From the guy who has starred in some great flicks comes a movie that was presumably made on a lost best: The Toxic Avenger, a gleefully absurd and gloriously gory action-comedy that is destined to become a cult favorite—but for now is a dumb, shrug worthy affair.
Writer/director Macon Blair, who starred in but didn’t make the excellent Blue Ruin and Green Room (but who I thought, up until the time of writing this review, did make the excellent Blue Ruin and Green Room—that honor goes to Jeremy Saulnier), helms this purposefully campy gore fest, which has Peter Dinklage becoming the title character, a gooey green deformed janitor who kills bad guys.
The Toxic Avenger looks and feels like a movie made in the early 90’s to fulfill a contractual obligation, to hold onto the rights until a better movie can be made. Storywise, there’s not much more to the film than Dinklage traipsing around and butchering people with a radioactive mop. It’s deliciously gory, but heavily reliant on CGI to deliver the blood and guts–a movie like this would really benefit from practical, over-the-top effects (I haven’t seen the original 1984 version, so can’t compare). The kills are fun to watch, but the movie so lacks substance it’s hard to really care about anything that happens.

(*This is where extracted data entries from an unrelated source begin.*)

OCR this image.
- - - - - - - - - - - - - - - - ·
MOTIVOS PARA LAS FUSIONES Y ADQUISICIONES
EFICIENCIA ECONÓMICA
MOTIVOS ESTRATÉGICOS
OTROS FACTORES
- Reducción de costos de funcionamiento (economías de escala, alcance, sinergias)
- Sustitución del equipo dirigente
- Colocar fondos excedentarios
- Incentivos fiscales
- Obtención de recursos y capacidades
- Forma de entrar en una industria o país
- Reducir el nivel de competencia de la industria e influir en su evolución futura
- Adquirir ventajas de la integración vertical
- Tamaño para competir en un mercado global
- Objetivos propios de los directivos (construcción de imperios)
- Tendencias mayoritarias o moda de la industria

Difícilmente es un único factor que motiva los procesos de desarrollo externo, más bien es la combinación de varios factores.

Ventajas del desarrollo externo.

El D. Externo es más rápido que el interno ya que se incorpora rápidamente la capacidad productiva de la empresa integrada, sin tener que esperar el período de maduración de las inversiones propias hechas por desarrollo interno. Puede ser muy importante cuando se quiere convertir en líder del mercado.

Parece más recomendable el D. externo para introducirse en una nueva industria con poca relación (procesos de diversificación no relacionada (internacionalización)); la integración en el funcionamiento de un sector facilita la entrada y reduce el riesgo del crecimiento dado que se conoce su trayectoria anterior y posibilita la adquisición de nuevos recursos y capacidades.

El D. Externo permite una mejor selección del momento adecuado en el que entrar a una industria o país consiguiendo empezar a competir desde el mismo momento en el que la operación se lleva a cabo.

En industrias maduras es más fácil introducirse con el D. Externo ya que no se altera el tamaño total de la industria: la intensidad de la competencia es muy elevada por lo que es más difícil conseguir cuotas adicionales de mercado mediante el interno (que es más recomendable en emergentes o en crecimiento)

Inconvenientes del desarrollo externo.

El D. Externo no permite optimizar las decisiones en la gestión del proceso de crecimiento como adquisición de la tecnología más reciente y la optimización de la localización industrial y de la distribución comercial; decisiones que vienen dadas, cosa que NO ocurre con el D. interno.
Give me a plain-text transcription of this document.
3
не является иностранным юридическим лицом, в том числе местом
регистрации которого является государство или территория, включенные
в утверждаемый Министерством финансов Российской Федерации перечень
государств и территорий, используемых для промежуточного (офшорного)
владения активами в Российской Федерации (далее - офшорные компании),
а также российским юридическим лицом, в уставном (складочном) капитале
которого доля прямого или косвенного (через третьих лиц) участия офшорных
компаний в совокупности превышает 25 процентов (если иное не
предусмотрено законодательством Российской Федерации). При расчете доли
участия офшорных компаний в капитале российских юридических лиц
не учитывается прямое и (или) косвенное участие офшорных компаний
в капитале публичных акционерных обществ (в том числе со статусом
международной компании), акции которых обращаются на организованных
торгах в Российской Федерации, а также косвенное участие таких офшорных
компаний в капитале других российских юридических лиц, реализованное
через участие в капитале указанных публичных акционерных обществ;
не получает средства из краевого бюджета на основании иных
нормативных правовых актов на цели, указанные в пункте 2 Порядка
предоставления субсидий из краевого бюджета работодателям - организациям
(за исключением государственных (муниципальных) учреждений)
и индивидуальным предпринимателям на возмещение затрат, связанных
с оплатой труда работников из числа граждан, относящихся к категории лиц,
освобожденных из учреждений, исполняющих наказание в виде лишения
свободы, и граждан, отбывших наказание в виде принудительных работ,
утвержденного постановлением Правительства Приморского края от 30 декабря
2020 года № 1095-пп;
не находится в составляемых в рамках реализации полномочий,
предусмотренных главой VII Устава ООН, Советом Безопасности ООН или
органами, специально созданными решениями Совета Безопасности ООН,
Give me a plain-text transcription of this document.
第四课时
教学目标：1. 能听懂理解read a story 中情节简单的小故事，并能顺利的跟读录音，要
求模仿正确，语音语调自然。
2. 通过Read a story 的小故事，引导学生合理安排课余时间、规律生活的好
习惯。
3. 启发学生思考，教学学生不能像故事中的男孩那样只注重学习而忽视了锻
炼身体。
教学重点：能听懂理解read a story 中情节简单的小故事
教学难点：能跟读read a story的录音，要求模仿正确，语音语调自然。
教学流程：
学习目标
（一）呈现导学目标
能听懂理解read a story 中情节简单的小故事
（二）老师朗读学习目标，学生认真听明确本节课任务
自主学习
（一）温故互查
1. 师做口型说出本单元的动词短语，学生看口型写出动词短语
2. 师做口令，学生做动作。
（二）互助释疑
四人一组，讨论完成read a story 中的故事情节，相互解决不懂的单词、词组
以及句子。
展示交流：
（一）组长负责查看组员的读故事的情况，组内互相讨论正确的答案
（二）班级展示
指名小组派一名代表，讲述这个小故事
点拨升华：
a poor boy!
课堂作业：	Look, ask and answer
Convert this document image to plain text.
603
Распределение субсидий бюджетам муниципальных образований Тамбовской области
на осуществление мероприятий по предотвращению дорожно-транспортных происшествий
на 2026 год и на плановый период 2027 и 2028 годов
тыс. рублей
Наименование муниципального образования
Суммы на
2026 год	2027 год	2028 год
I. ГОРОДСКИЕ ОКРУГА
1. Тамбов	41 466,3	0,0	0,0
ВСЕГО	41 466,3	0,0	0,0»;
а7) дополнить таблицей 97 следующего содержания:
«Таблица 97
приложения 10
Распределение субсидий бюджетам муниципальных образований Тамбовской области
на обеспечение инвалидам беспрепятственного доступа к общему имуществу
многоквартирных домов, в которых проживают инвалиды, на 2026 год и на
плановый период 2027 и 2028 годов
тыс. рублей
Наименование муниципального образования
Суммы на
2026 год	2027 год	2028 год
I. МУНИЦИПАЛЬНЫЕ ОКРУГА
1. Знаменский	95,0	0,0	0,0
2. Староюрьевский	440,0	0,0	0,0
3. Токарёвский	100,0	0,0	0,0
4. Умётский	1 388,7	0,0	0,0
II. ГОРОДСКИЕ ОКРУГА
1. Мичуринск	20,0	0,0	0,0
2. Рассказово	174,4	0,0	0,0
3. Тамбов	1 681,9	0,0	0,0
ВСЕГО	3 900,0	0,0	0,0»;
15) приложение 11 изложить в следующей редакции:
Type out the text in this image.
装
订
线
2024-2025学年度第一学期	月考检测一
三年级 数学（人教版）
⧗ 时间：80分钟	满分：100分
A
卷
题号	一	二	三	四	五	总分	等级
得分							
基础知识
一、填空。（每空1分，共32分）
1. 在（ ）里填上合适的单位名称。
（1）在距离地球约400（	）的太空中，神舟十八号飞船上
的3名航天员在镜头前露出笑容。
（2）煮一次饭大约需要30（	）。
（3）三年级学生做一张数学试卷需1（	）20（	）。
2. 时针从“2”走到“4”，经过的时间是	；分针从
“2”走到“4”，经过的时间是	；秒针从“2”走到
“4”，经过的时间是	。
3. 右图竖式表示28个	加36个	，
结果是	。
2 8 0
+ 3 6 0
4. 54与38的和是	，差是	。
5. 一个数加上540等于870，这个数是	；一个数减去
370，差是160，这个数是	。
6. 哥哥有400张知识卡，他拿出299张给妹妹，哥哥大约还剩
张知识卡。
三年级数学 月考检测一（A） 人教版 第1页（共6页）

Dinklage, when in non-mutated form, is good enough, but frankly he looks so ridiculous and unintimidating as the title character it just doesn’t work. Dinklage has a form of dwarfism, of course, and I appreciate that Blair cast him in a role that is height-agnostic, but a different approach to the character design and makeup would have gone a long way to help the celebrated star.
But Dinklage isn’t the problem. The Toxic Avenger is a campy mess, a movie so reliant on gory deaths that it fails to check several baseline boxes. Had it leaned more into the ridiculousness of it all, had Blair let Dinklage loose to go balls-to-the-wall crazy, it might have been something. This movie likely made sense to Blair years ago during the formation phase, but the elements are so rudimentary you wish they had been tossed in a barrel of toxic sludge–instead of being put to screen.
Review by Erik Samdahl. Erik is a marketing and technology executive by day, avid movie lover by night. He is a member of the Seattle Film Critics Society.